We aren’t supposed to like Ashley “Ash” J. Williams (Bruce Campbell) in Ash vs Evil Dead. Despite 30 years of fighting off deadites across films, video games, and in other incarnations of the Evil Dead franchise, the character hasn’t changed a bit. He’s still a cocky, idiotic womanizer with a penchant for cringe-worthy one-liners, cheap cologne and “The Classic” — a 1973 Oldsmobile Delta 88. Yet we love him for it, because we wouldn’t have Ash any other way.
This is precisely what Evil Dead creator and series executive producer Sam Raimi was going for. As he explained to Jamie Frevele in his Uproxx interview, Ash is “a blowhard and a coward and a braggart and just the worst hero that they ever made.” He always has been and, according to the Raimi-written and directed first episode, “El Jefe,” he always will be. After all, when we first see him in Ash vs Evil Dead, he’s neither fighting monsters nor saving the world. Instead, he’s strapping on a leather corset, blowing kisses to himself in the mirror, and hitting up the local bar for a hookup.
Ash achieves that hookup via a cheesy story about how he got his wooden hand (“It’s rosewood, hand-carved by Italian artisans”) after losing his real one (“I saved [a little boy] from certain death 30 years ago to this day”). Despite the bartender’s warning that he’s closing in 10 minutes, Ash seals the deal in the ladies’ room, though not before his new lady friend briefly turns into a deadite and threatens him, saying that they’re “coming for” him. Ash panics mid-coitus, saying “something happened that hasn’t happened in, like, 30 years.” (We see what you did there, Raimi.)
So begins Ash’s latest adventure in fighting off the titular evil dead, whom he suddenly remembers reawakening while stoned in his trailer during a previous hookup. It all happens very quickly, as all this setup — Ash being Ash, the bar visit, the flashback — occurs within the first six minutes of the 45-minute pilot. Yet this isn’t another Evil Dead film. It’s a 10-episode television series, and one that Starz has already greenlit for a second season. That means that all the deadite ass-kicking has to be stretched across another 39 minutes of pilot, as well as nine more half-hour episodes.
Hence Raimi and his writing partners — older brother Ivan Raimi and Tom Spezialy — have concocted a much larger story arc for Ash that includes two fellow Value Stop employees and a subplot involving a Michigan State Trooper.
Whether or not Ash vs Evil Dead‘s main story and subplot will successfully join together remains to be seen. They keep their distance during the first two episodes, though if the ending of next week’s “Bait” is any indication, Officer Amanda Fisher (Jill Marie Jones) will finally track down Ash. Yet her investigation into the death of her partner at the hands of the stoner-turned-deadite from Ash’s past feels like a different show altogether right now.

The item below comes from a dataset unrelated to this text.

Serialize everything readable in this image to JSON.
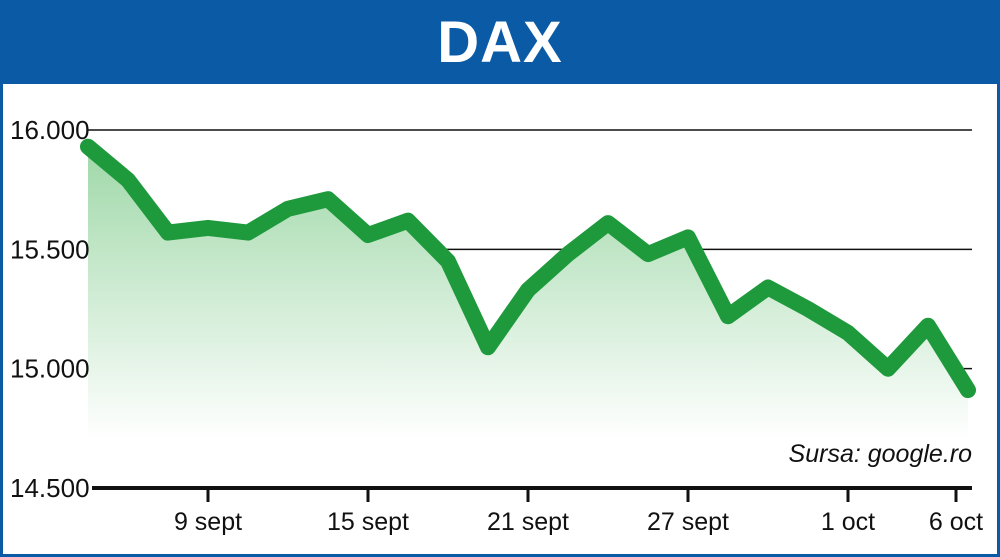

Ash’s adventures with Pablo Bolivar (Ray Santiago) and Kelly Maxwell (Dana DeLorenzo) are classic Evil Dead, with all the comedy and gore that statement entails. Whereas Fisher’s thread resembles a more serious, monster-of-the-week episode of The X-Files, albeit with Raimi’s extreme camera angles and more blood splatter than broadcast television would ever allow. Yet everything Fisher encounters is the direct result of Ash’s inebriated reading from the Necronomicon Ex-Mortis, or “The Book of the Dead,” so of course they’re going to meet. Otherwise, that’d just be bad writing.

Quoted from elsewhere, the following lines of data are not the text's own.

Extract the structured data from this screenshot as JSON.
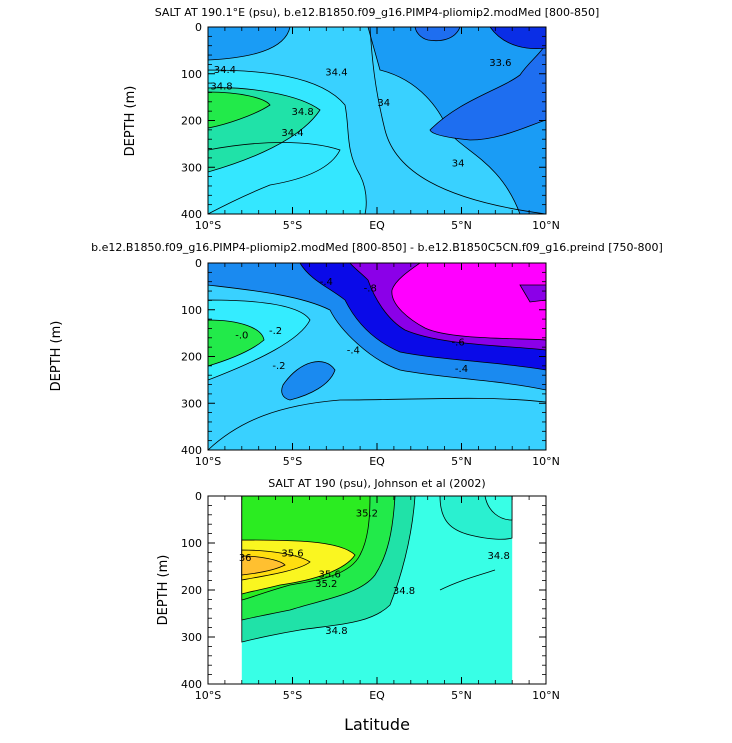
{
  "chart_data": [
    {
      "type": "contour",
      "title": "SALT AT 190.1°E (psu), b.e12.B1850.f09_g16.PIMP4-pliomip2.modMed [800-850]",
      "ylabel": "DEPTH (m)",
      "xlabel": "",
      "xlim": [
        -10,
        10
      ],
      "ylim": [
        400,
        0
      ],
      "x_ticks": [
        -10,
        -5,
        0,
        5,
        10
      ],
      "x_tick_labels": [
        "10°S",
        "5°S",
        "EQ",
        "5°N",
        "10°N"
      ],
      "y_ticks": [
        0,
        100,
        200,
        300,
        400
      ],
      "y_tick_labels": [
        "0",
        "100",
        "200",
        "300",
        "400"
      ],
      "contour_labels": [
        {
          "text": "34.4",
          "x": -9.0,
          "y": 90
        },
        {
          "text": "34.8",
          "x": -9.2,
          "y": 125
        },
        {
          "text": "34.4",
          "x": -2.4,
          "y": 95
        },
        {
          "text": "34.8",
          "x": -4.4,
          "y": 180
        },
        {
          "text": "34.4",
          "x": -5.0,
          "y": 225
        },
        {
          "text": "34",
          "x": 0.4,
          "y": 160
        },
        {
          "text": "33.6",
          "x": 7.3,
          "y": 75
        },
        {
          "text": "34",
          "x": 4.8,
          "y": 290
        }
      ],
      "colors": [
        "#0a2ee6",
        "#1e6ef0",
        "#1a9cf5",
        "#39d1ff",
        "#34e7ff",
        "#20e2a8",
        "#22ea4a"
      ]
    },
    {
      "type": "contour",
      "title": "b.e12.B1850.f09_g16.PIMP4-pliomip2.modMed [800-850] - b.e12.B1850C5CN.f09_g16.preind [750-800]",
      "ylabel": "DEPTH (m)",
      "xlabel": "",
      "xlim": [
        -10,
        10
      ],
      "ylim": [
        400,
        0
      ],
      "x_ticks": [
        -10,
        -5,
        0,
        5,
        10
      ],
      "x_tick_labels": [
        "10°S",
        "5°S",
        "EQ",
        "5°N",
        "10°N"
      ],
      "y_ticks": [
        0,
        100,
        200,
        300,
        400
      ],
      "y_tick_labels": [
        "0",
        "100",
        "200",
        "300",
        "400"
      ],
      "contour_labels": [
        {
          "text": "-.4",
          "x": -3.0,
          "y": 38
        },
        {
          "text": "-.8",
          "x": -0.4,
          "y": 52
        },
        {
          "text": "-.0",
          "x": -8.0,
          "y": 153
        },
        {
          "text": "-.2",
          "x": -6.0,
          "y": 143
        },
        {
          "text": "-.4",
          "x": -1.4,
          "y": 185
        },
        {
          "text": "-.2",
          "x": -5.8,
          "y": 218
        },
        {
          "text": "-.6",
          "x": 4.8,
          "y": 168
        },
        {
          "text": "-.4",
          "x": 5.0,
          "y": 225
        }
      ],
      "colors": [
        "#ff00ff",
        "#8b00e8",
        "#0a0ae8",
        "#1a8af0",
        "#39d1ff",
        "#34ecff",
        "#22ea4a"
      ]
    },
    {
      "type": "contour",
      "title": "SALT AT 190 (psu), Johnson et al (2002)",
      "ylabel": "DEPTH (m)",
      "xlabel": "Latitude",
      "xlim": [
        -10,
        10
      ],
      "ylim": [
        400,
        0
      ],
      "data_extent_x": [
        -8,
        8
      ],
      "x_ticks": [
        -10,
        -5,
        0,
        5,
        10
      ],
      "x_tick_labels": [
        "10°S",
        "5°S",
        "EQ",
        "5°N",
        "10°N"
      ],
      "y_ticks": [
        0,
        100,
        200,
        300,
        400
      ],
      "y_tick_labels": [
        "0",
        "100",
        "200",
        "300",
        "400"
      ],
      "contour_labels": [
        {
          "text": "35.2",
          "x": -0.6,
          "y": 35
        },
        {
          "text": "35.6",
          "x": -5.0,
          "y": 120
        },
        {
          "text": "36",
          "x": -7.8,
          "y": 130
        },
        {
          "text": "35.6",
          "x": -2.8,
          "y": 165
        },
        {
          "text": "35.2",
          "x": -3.0,
          "y": 185
        },
        {
          "text": "34.8",
          "x": 1.6,
          "y": 200
        },
        {
          "text": "34.8",
          "x": 7.2,
          "y": 125
        },
        {
          "text": "34.8",
          "x": -2.4,
          "y": 285
        }
      ],
      "colors": [
        "#2bec21",
        "#22ea4a",
        "#20e2a8",
        "#2af0d0",
        "#38ffe6",
        "#faf620",
        "#ffde10",
        "#ffc030"
      ]
    }
  ]
}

What happens when the two threads finally intertwine won’t be known until “Books from Beyond” airs, so we’re left with what the pilot has to offer — great bad jokes and an egregious amount of blood. Like, more blood than any single human or deadite body could possibly contain. But this is Evil Dead we’re talking about, so of course there’s going to be a lot of blood, and of course most of it is going to get sprayed all over the survivors.
Through it all, Ash remains his aged playboy self — talking down to Pablo, flirting with Kelly (who beats his ass in a previous scene), and being an all-around badass. And it’s all good (or to quote Ash, it’s all “groovy”), because that’s precisely what Evil Dead fans want to see in the news series, and that’s precisely what they’re going to get.
Ash vs Evil Dead premieres on Starz at 9 p.m. ET on Saturday, Oct. 31.